Selasa, 29 September 2009

Mellow.. Blue.. Atau apalah itu namanya...

Ada banyak alasan, ga banyak juga mungkin beberapa alasan lebih tepatnya yang membuat saya tidak begitu menikmati hari ini seperti biasanya.

Pertama, karena saya baru menginjakkan kaki di Jakarta setelah sekian lama berkumpul dengan keluarga, 4 minggu lebih tepatnya saya bersama mereka. Memang saya tergolong anak manja, maklum saya adalah anak paling tampan dan paling muda dalam keluarga karena kakak-kakak saya semuanya cewek dan sudah menikah. Jadi, tidak usah saya ceritakan lanjutannya, temen-temen pasti sudah bisa menebak sendiri (Use your imagination buddy). Ditambah teman-teman yang biasanya membuat saya tertawa belum tiba di kota yang lebih kejam dari ibu tiri ini.

Alasan selanjutnya adalah hari ini tanggal 29 September 2009, beberapa ada yang berbahagia hari ini karena ulang tahun seperti teman kita yang satu ini, sedangkan bagi yang lain hari ini adalah hari perayaan. Yah, perayaan diatas penderitaan orang lain lebih tepatnya begitu (lebay mode on) but it’s true. Memang hari ini saya jauh lebih baik dibandingkan dua tahun yang lalu, tahun kemarin. “Hidup itu berat kawan” kata itu pernah diucapkan oleh teman baik saya, tapi semuanya tergantung pada diri kita masing-masing. It could all be so simple if we make our life easier. Masalahnya saya bukanlah orang yang terlalu meringankan masalah, sebaliknya saya lebih suka melebih2kannya. Sudahlah  selamat saja buat yang berbahagia disana, karena berkat kalian jugalah saya memilih kuliah disini sehingga saya memiliki banyak teman.. Thanks to all my dear fellas in this beautiful college, no matter how bad our campus looks like (I mean the building which are being renovated ^^)

Dan terakhir, saya kehilangan satu lagi temen yang baik hati dan tidak sombong juga suka mentraktir. Tanggal 27 september 2009 kemarin, dia telah pergi jauh meninggalkan keluarganya, saya dan teman-teman yang lain untuk menempuh pendidikan yang lebih tinggi, kita berdua pernah berencana untuk mengadakan wisata kuliner malam terakhir sebelum keberangkatannya ke negeri itu (sudahlah ga usah tau), beliau meruapakan salah satu orang yang meneguhkan hati saya when I was in the lowest point of my life dan tak segan2nya menerima telepon saya baik itu pagi, siang, sore, malam bahkan jam 1 malam sekalipan. Arrivederci kanopi, semoga kita bisa segera bertemu lagi.

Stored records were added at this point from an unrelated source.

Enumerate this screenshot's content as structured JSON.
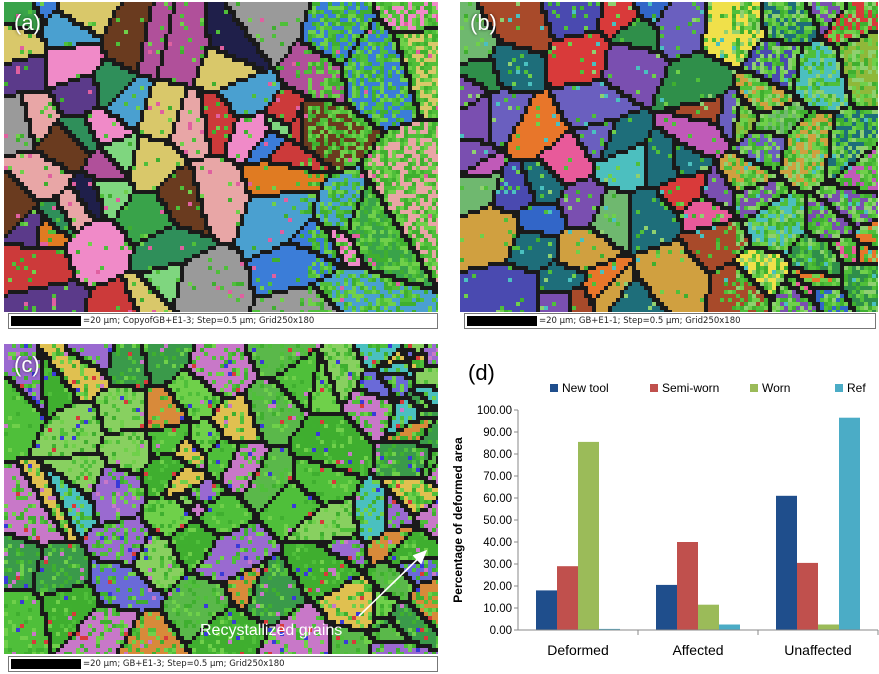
{
  "panels": [
    {
      "label": "(a)",
      "caption": "=20 µm; CopyofGB+E1-3; Step=0.5 µm; Grid250x180",
      "palette": [
        "#3b7dd8",
        "#e07b22",
        "#cc3a3a",
        "#8a4fb8",
        "#f08ac8",
        "#2f8f5a",
        "#1f1f4a",
        "#7fd67f",
        "#d9c86a",
        "#6a3b1f",
        "#b0509a",
        "#4aa0d0",
        "#9a9a9a",
        "#5b3a8a",
        "#e8a6a6",
        "#39a34a"
      ]
    },
    {
      "label": "(b)",
      "caption": "=20 µm; GB+E1-1; Step=0.5 µm; Grid250x180",
      "palette": [
        "#3266c8",
        "#6a5fbf",
        "#d93a3a",
        "#e8762a",
        "#4cbfbf",
        "#2f8f4a",
        "#c05ab8",
        "#8fb83a",
        "#f0e04a",
        "#7a4fb0",
        "#1e6e7a",
        "#e85a9a",
        "#6fb86f",
        "#a84a2a",
        "#d0a040",
        "#4a4ab0"
      ]
    },
    {
      "label": "(c)",
      "caption": "=20 µm; GB+E1-3; Step=0.5 µm; Grid250x180",
      "annotation": "Recystallized grains",
      "palette": [
        "#4fbf3a",
        "#3fae2f",
        "#6fd04a",
        "#6a6ad8",
        "#c878c8",
        "#d88a3a",
        "#4ac0c0",
        "#9a6ad0",
        "#5ab84a",
        "#88d060",
        "#e0c050",
        "#3a9a4a"
      ]
    }
  ],
  "chart_data": {
    "type": "bar",
    "label": "(d)",
    "categories": [
      "Deformed",
      "Affected",
      "Unaffected"
    ],
    "series": [
      {
        "name": "New tool",
        "color": "#1f4e8c",
        "values": [
          18.0,
          20.5,
          61.0
        ]
      },
      {
        "name": "Semi-worn",
        "color": "#c0504d",
        "values": [
          29.0,
          40.0,
          30.5
        ]
      },
      {
        "name": "Worn",
        "color": "#9bbb59",
        "values": [
          85.5,
          11.5,
          2.5
        ]
      },
      {
        "name": "Ref",
        "color": "#4bacc6",
        "values": [
          0.5,
          2.5,
          96.5
        ]
      }
    ],
    "ylabel": "Percentage of deformed area",
    "ylim": [
      0,
      100
    ],
    "yticks": [
      "0.00",
      "10.00",
      "20.00",
      "30.00",
      "40.00",
      "50.00",
      "60.00",
      "70.00",
      "80.00",
      "90.00",
      "100.00"
    ],
    "legend_position": "top",
    "grid": false
  }
}
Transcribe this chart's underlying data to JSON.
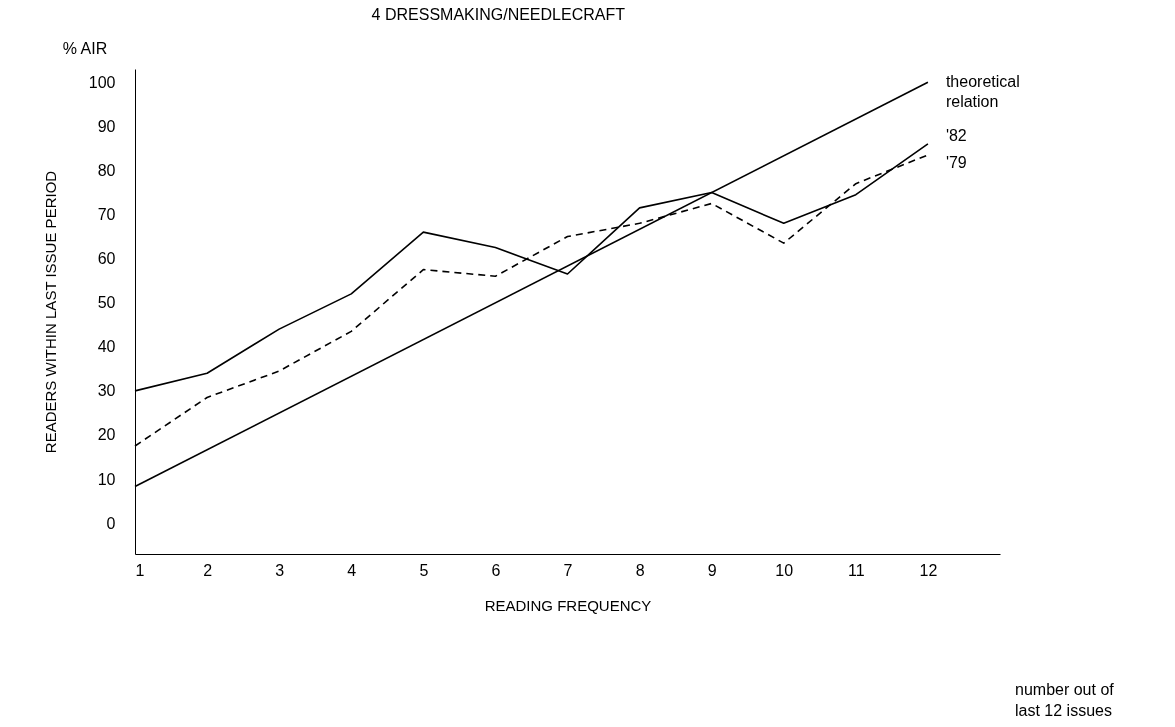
{
  "chart_data": {
    "type": "line",
    "title": "4 DRESSMAKING/NEEDLECRAFT",
    "xlabel": "READING FREQUENCY",
    "ylabel": "READERS WITHIN LAST ISSUE PERIOD",
    "annotations": [
      "% AIR",
      "number out of last 12 issues"
    ],
    "x": [
      1,
      2,
      3,
      4,
      5,
      6,
      7,
      8,
      9,
      10,
      11,
      12
    ],
    "xlim": [
      1,
      13
    ],
    "xticks": [
      1,
      2,
      3,
      4,
      5,
      6,
      7,
      8,
      9,
      10,
      11,
      12
    ],
    "ylim": [
      -7,
      103
    ],
    "yticks": [
      0,
      10,
      20,
      30,
      40,
      50,
      60,
      70,
      80,
      90,
      100
    ],
    "grid": false,
    "legend": false,
    "series": [
      {
        "name": "theoretical relation",
        "color": "#000000",
        "line_style": "solid",
        "x": [
          1,
          12
        ],
        "values": [
          8.3,
          100
        ]
      },
      {
        "name": "'82",
        "color": "#000000",
        "line_style": "solid",
        "values": [
          30,
          34,
          44,
          52,
          66,
          62.5,
          56.5,
          71.5,
          75,
          68,
          74.5,
          86
        ]
      },
      {
        "name": "'79",
        "color": "#000000",
        "line_style": "dashed",
        "values": [
          17.5,
          28.5,
          34.5,
          43.5,
          57.5,
          56,
          65,
          68,
          72.5,
          63.5,
          77,
          83.5
        ]
      }
    ]
  }
}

Ok.. I feel so much better now…

Bon Jovi – This ain’t a love song (now playing)

Comments are always welcome

Rabu, 23 September 2009

The Curse Of The Black Car

Nenek saya yang bijak dan selalu bayar pajak (pastinya) pernah bilang gini “Don’t let your mood make up your mind”, awalnya saya tidak begitu peduli dengan omongan nenek yang sekarang sudah hidup tenang di samping Allah, tapi hari ini saya baru menyadari bahwa apa yang dikatakan beliau itu benar adanya (kalimat itu diucapkan ketika saya masih duduk di bangku kuliah D3).

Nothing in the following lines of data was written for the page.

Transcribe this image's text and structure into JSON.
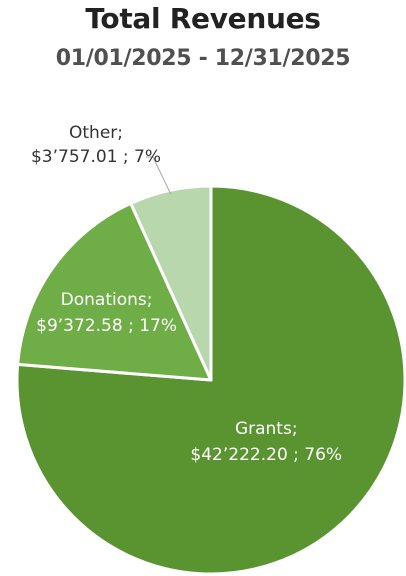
{
  "chart_data": {
    "type": "pie",
    "title": "Total Revenues",
    "subtitle": "01/01/2025 - 12/31/2025",
    "slices": [
      {
        "label": "Grants",
        "amount": "$42’222.20",
        "value": 42222.2,
        "percent": "76%",
        "color": "#5a9431"
      },
      {
        "label": "Donations",
        "amount": "$9’372.58",
        "value": 9372.58,
        "percent": "17%",
        "color": "#6fae46"
      },
      {
        "label": "Other",
        "amount": "$3’757.01",
        "value": 3757.01,
        "percent": "7%",
        "color": "#b8d7ac"
      }
    ]
  }
}
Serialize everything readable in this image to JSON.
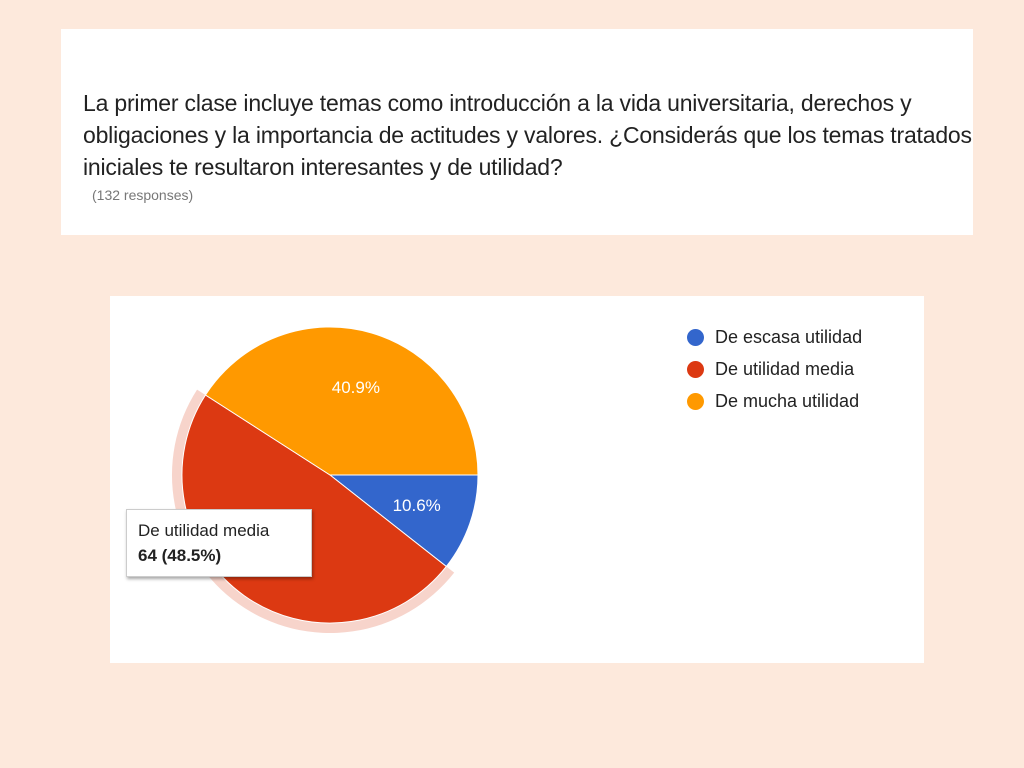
{
  "question": {
    "text": "La primer clase incluye temas como introducción a la vida universitaria, derechos y obligaciones y la importancia de actitudes y valores. ¿Considerás que los temas tratados iniciales te resultaron interesantes y de utilidad?",
    "responses": "(132 responses)"
  },
  "chart_data": {
    "type": "pie",
    "title": "",
    "total": 132,
    "slices": [
      {
        "name": "De escasa utilidad",
        "value": 14,
        "percent": 10.6,
        "label": "10.6%",
        "color": "#3366cc"
      },
      {
        "name": "De utilidad media",
        "value": 64,
        "percent": 48.5,
        "label": "",
        "color": "#dc3912"
      },
      {
        "name": "De mucha utilidad",
        "value": 54,
        "percent": 40.9,
        "label": "40.9%",
        "color": "#ff9900"
      }
    ],
    "highlighted_slice": "De utilidad media",
    "legend_position": "right",
    "tooltip": {
      "label": "De utilidad media",
      "value": "64 (48.5%)"
    }
  }
}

Awalnya begini, saya sudah diundang oleh sekelompok teman untuk silaturahmi bareng beberapa hari yang lalu, SMS yang begitu menggebu-gebu sudah saya terima dari H-2 bahkan jauh hari sebelum lebaran, tepatnya ketika saya bersama temen tersebut mengadakan Road Show di kota Fork yang semakin panas ini. Karena janji yang telah terucap, seperti kata Joko Anwar “A Promise is A Promise, Mr. Politicians”, jadi saya menolak semua tawaran dari keluarga jauh yang menjadi temen dekat saya disini untuk jalan-jalan sekaligus silaturahmi keluar kota, lagian saya pikir saya belum pernah jalan bareng dengan anak2 ini.

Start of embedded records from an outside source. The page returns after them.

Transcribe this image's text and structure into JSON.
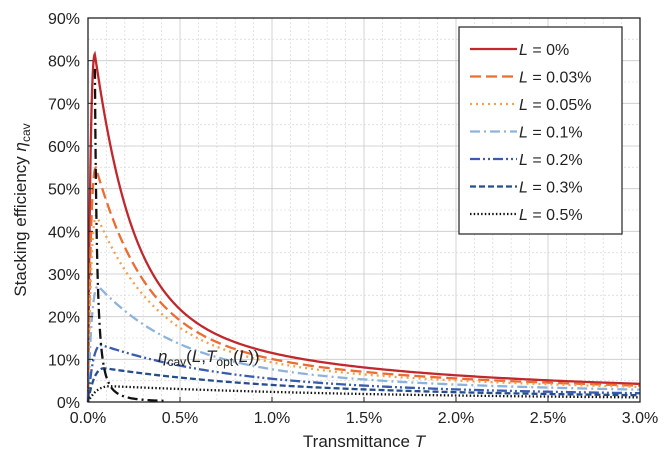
{
  "chart_data": {
    "type": "line",
    "xlabel": {
      "text": "Transmittance ",
      "var": "T"
    },
    "ylabel": {
      "text": "Stacking efficiency ",
      "var": "η",
      "sub": "cav"
    },
    "xlim": [
      0,
      0.03
    ],
    "ylim": [
      0,
      0.9
    ],
    "x_ticks": [
      "0.0%",
      "0.5%",
      "1.0%",
      "1.5%",
      "2.0%",
      "2.5%",
      "3.0%"
    ],
    "y_ticks": [
      "0%",
      "10%",
      "20%",
      "30%",
      "40%",
      "50%",
      "60%",
      "70%",
      "80%",
      "90%"
    ],
    "grid": true,
    "legend_position": "top-right",
    "series": [
      {
        "name": "L = 0%",
        "L": 0,
        "color": "#c0282d",
        "dash": "solid"
      },
      {
        "name": "L = 0.03%",
        "L": 0.0003,
        "color": "#ed6c32",
        "dash": "long-dash"
      },
      {
        "name": "L = 0.05%",
        "L": 0.0005,
        "color": "#f2a24a",
        "dash": "dot"
      },
      {
        "name": "L = 0.1%",
        "L": 0.001,
        "color": "#8db3dd",
        "dash": "dash-dot"
      },
      {
        "name": "L = 0.2%",
        "L": 0.002,
        "color": "#3a5cb0",
        "dash": "dash-dot-dot"
      },
      {
        "name": "L = 0.3%",
        "L": 0.003,
        "color": "#244f8c",
        "dash": "short-dash"
      },
      {
        "name": "L = 0.5%",
        "L": 0.005,
        "color": "#111111",
        "dash": "fine-dot"
      }
    ],
    "optimum_curve": {
      "label": "η_cav(L,T_opt(L))",
      "color": "#111111",
      "dash": "dash-dot"
    }
  }
}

(Anak-anak ini ga usah dijelasin ya anak mana, ga enak soalnya beberapa dari mereka punya Account di Multiply ini) Hohohooho, haripun dimulai. Saya mendapat SMS dari pemimpin grup tersebut untuk siap-siap jam 9 pagi, tak lama berselang dapat pesan singkat kalau acara diundur jadi jam 10, dan jam 11.05 mereka baru tiba di kediaman saya, setelah salaman dan ngobrol di rumah barulah acara keliling kota dimulai.

Saya mengira acara akan berlangsung sampe sore atau maghrib maksimal, ternyata manusia  berkehendak lain, satu per satu mulai mengundurkan diri dengan alasan menjaga rumah, mengantar ibu, saya sendiri tidak masalah klo memang harus berjalan bertiga, tetapi temen yang satu tanpa hujan dan awan langsung menyatakan klo dia ada janji lain yang harus didatangi.. What The….. Sedikit kecewa, tapi mau diapain lagi. Baru juga beberapa menit meninggalkan rumah, saya sudah harus balik lagi. Dengan kekesalan yang memuncak, akhirnya saya menghubungi temen untuk singgah dirumahnya sebentar, dan Alhamdulillah dia bersedia menerima kehadiran saya yang tampan juga baik hati dan tidak sombong ini :P.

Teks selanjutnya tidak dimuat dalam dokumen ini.